Before leaving Greece in 1980, Gail recorded laments from two regions of Epirus. She extended her research into laments as part of her doctoral research at Cornell. Her thesis was the basis of her first book on laments and their relation to Greek literature, published in 1995 (see below). She published a second book on grief and mourning in 2000, and continues to write articles on the laments (see CV). Her most recent article on lament is “A Sudden Longing: Lamenting the Lost City of Smyrna,” in Bachvarova, Dutsch & Suter, eds., The Fall of Cities: Commemoration in Lament, Folk Song and Liturgy in the Mediterranean in Antiquity and Beyond. (2016, Cambridge, Cambridge University Press).
Dangerous Voices: Women’s Laments and Greek Literature
London & New York, 1992: Routledge. Paperback edition, 1995.

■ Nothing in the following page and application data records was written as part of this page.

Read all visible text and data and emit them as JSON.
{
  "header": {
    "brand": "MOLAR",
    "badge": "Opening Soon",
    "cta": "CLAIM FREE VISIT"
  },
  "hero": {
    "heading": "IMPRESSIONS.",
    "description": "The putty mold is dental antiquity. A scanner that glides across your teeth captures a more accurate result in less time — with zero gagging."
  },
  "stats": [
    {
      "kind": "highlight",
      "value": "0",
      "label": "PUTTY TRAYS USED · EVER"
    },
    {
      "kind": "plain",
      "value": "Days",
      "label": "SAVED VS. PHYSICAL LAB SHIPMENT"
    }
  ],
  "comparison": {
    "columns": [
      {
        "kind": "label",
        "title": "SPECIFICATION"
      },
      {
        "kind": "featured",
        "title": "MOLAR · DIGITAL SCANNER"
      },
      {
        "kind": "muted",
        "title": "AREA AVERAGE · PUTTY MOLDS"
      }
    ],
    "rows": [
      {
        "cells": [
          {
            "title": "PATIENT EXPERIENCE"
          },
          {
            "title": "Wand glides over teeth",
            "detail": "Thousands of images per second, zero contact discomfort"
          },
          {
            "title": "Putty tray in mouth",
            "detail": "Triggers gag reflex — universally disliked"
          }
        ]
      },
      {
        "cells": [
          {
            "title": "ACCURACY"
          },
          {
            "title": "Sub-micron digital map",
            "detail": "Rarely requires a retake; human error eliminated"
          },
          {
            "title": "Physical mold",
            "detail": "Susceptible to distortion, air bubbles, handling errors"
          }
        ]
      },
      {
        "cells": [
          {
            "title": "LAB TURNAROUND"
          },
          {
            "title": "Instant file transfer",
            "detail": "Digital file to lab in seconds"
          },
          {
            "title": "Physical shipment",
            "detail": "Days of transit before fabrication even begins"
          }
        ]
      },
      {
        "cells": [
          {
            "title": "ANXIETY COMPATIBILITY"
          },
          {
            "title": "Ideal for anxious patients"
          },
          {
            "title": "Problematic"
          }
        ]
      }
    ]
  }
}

A study of the relationship between women’s traditional laments for the dead in ancient and modern Greece and their relationship to ancient tragedy and modern Greek poetry.
Holst-Warhaft’s book is bold and wide-ranging, with many fine insights. It is also eminently readable.
– Margaret Alexiou
The Cue for Passion: Grief and Its Political Uses
Cambridge, MA: Harvard University Press, 2000.
A shrewd, incisive, beautifully argued study of the past and present gestures through which human beings around the word have come to terms with mortal loss.
– Sandra Gilbert (Journal of Modern Greek Studies)
Holst-Warhaft opens our eyes to the political uses to which grief can be put, and how political leaders attempt to channel this grief.
– Patrick R. Burgher (The Canadian Review of Books).
Holst-Warhaft writes as an eclectic humanist intellectual, at home also in anthropology, but skeptical of the pretensions of social science theories, with an intense interest in grief and its social effects in both modern and traditional societies.